Theories and an exact interactive paired-comparison approach for discrete multiple-criteria problems

Decisionmakers (DM’s) are usually faced with the selection of alternatives that are characterized by noncommensurate conflicting multiple criteria. An interactive approach is developed to help DM’s find the best alternatives with few questions without making stringent assumptions about their behavior. Theories and procedures are developed for ranking alternatives and eliminating suboptimal ones, assuming that the DM can respond to trade-off and paired comparison questions. It is assumed that the DM wishes to maximize an unknown quasi-concave utility function for discrete multiple criteria decisionmaking (MCDM) problems. Several tests are developed based on convex dominating cones. The paper discusses how trade-off questions can be generated for MCDM discrete problems. For the first itme, optimality conditions for discrete MCDM problems are given for extreme, nonextreme, and convex-dominated points without requiring the DM to enumerate the remaining set of discrete alternatives.

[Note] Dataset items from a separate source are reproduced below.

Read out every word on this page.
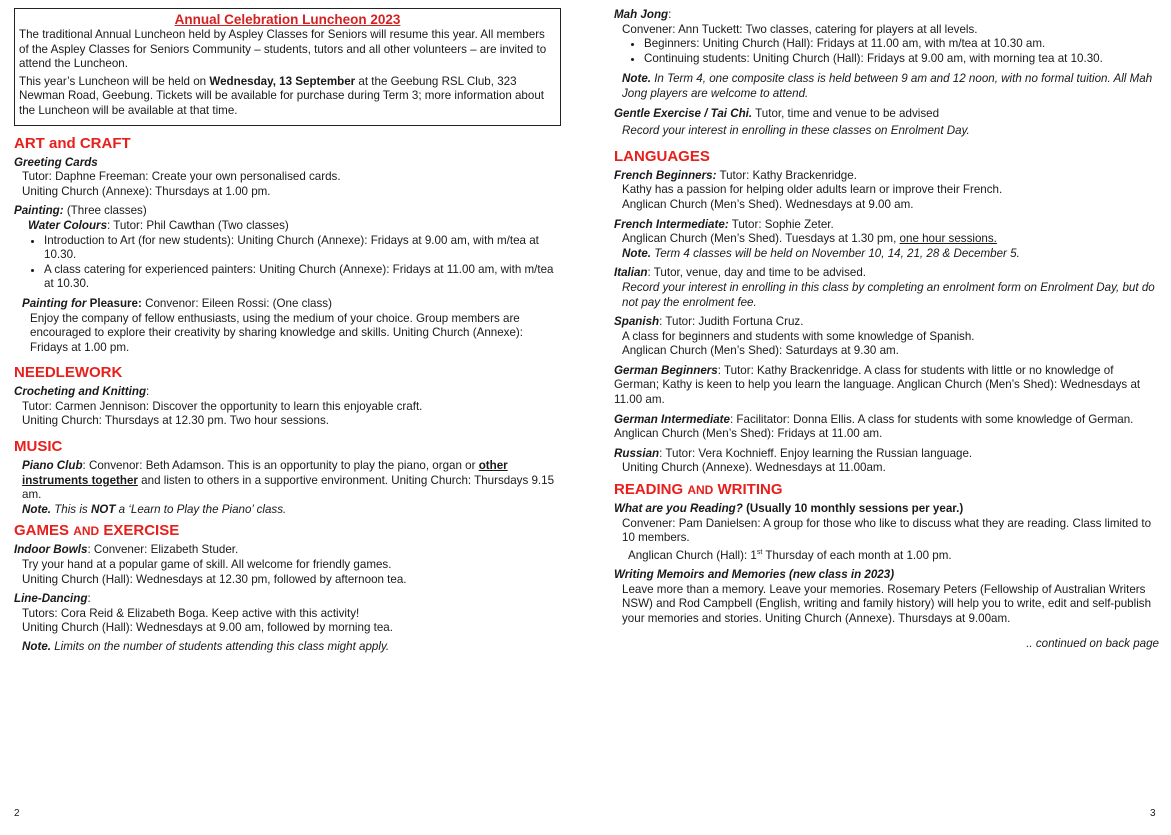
Annual Celebration Luncheon 2023

The traditional Annual Luncheon held by Aspley Classes for Seniors will resume this year. All members of the Aspley Classes for Seniors Community – students, tutors and all other volunteers – are invited to attend the Luncheon.

This year’s Luncheon will be held on Wednesday, 13 September at the Geebung RSL Club, 323 Newman Road, Geebung. Tickets will be available for purchase during Term 3; more information about the Luncheon will be available at that time.

ART and CRAFT
Greeting Cards
Tutor: Daphne Freeman: Create your own personalised cards.
Uniting Church (Annexe): Thursdays at 1.00 pm.
Painting: (Three classes)
Water Colours: Tutor: Phil Cawthan (Two classes)
• Introduction to Art (for new students): Uniting Church (Annexe): Fridays at 9.00 am, with m/tea at 10.30.
• A class catering for experienced painters: Uniting Church (Annexe): Fridays at 11.00 am, with m/tea at 10.30.
Painting for Pleasure: Convenor: Eileen Rossi: (One class)
Enjoy the company of fellow enthusiasts, using the medium of your choice. Group members are encouraged to explore their creativity by sharing knowledge and skills. Uniting Church (Annexe): Fridays at 1.00 pm.
NEEDLEWORK
Crocheting and Knitting:
Tutor: Carmen Jennison: Discover the opportunity to learn this enjoyable craft.
Uniting Church: Thursdays at 12.30 pm. Two hour sessions.
MUSIC
Piano Club: Convenor: Beth Adamson. This is an opportunity to play the piano, organ or other instruments together and listen to others in a supportive environment. Uniting Church: Thursdays 9.15 am.
Note. This is NOT a ‘Learn to Play the Piano’ class.
GAMES AND EXERCISE
Indoor Bowls: Convener: Elizabeth Studer.
Try your hand at a popular game of skill. All welcome for friendly games.
Uniting Church (Hall): Wednesdays at 12.30 pm, followed by afternoon tea.
Line-Dancing:
Tutors: Cora Reid & Elizabeth Boga. Keep active with this activity!
Uniting Church (Hall): Wednesdays at 9.00 am, followed by morning tea.
Note. Limits on the number of students attending this class might apply.
Mah Jong:
Convener: Ann Tuckett: Two classes, catering for players at all levels.
• Beginners: Uniting Church (Hall): Fridays at 11.00 am, with m/tea at 10.30 am.
• Continuing students: Uniting Church (Hall): Fridays at 9.00 am, with morning tea at 10.30.
Note. In Term 4, one composite class is held between 9 am and 12 noon, with no formal tuition. All Mah Jong players are welcome to attend.
Gentle Exercise / Tai Chi. Tutor, time and venue to be advised
Record your interest in enrolling in these classes on Enrolment Day.
LANGUAGES
French Beginners: Tutor: Kathy Brackenridge.
Kathy has a passion for helping older adults learn or improve their French.
Anglican Church (Men’s Shed). Wednesdays at 9.00 am.
French Intermediate: Tutor: Sophie Zeter.
Anglican Church (Men’s Shed). Tuesdays at 1.30 pm, one hour sessions.
Note. Term 4 classes will be held on November 10, 14, 21, 28 & December 5.
Italian: Tutor, venue, day and time to be advised.
Record your interest in enrolling in this class by completing an enrolment form on Enrolment Day, but do not pay the enrolment fee.
Spanish: Tutor: Judith Fortuna Cruz.
A class for beginners and students with some knowledge of Spanish.
Anglican Church (Men’s Shed): Saturdays at 9.30 am.
German Beginners: Tutor: Kathy Brackenridge. A class for students with little or no knowledge of German; Kathy is keen to help you learn the language. Anglican Church (Men’s Shed): Wednesdays at 11.00 am.
German Intermediate: Facilitator: Donna Ellis. A class for students with some knowledge of German. Anglican Church (Men’s Shed): Fridays at 11.00 am.
Russian: Tutor: Vera Kochnieff. Enjoy learning the Russian language.
Uniting Church (Annexe). Wednesdays at 11.00am.
READING AND WRITING
What are you Reading? (Usually 10 monthly sessions per year.)
Convener: Pam Danielsen: A group for those who like to discuss what they are reading. Class limited to 10 members.
Anglican Church (Hall): 1st Thursday of each month at 1.00 pm.
Writing Memoirs and Memories (new class in 2023)
Leave more than a memory. Leave your memories. Rosemary Peters (Fellowship of Australian Writers NSW) and Rod Campbell (English, writing and family history) will help you to write, edit and self-publish your memories and stories. Uniting Church (Annexe). Thursdays at 9.00am.
.. continued on back page
2	3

This optimality condition is based on a branching technique which converts nonextreme points to extreme points. This substantially reduces the number of questions asked of the DM. The paper discusses approaches for identifying discrete points for the one-dimensional search. Finally, an exact discrete MCDM (EDMCDM) method is developed. Some computational experiments are provided which indicate that the method asks relatively few questions to obtain the most preferred alternative. Some examples are discussed.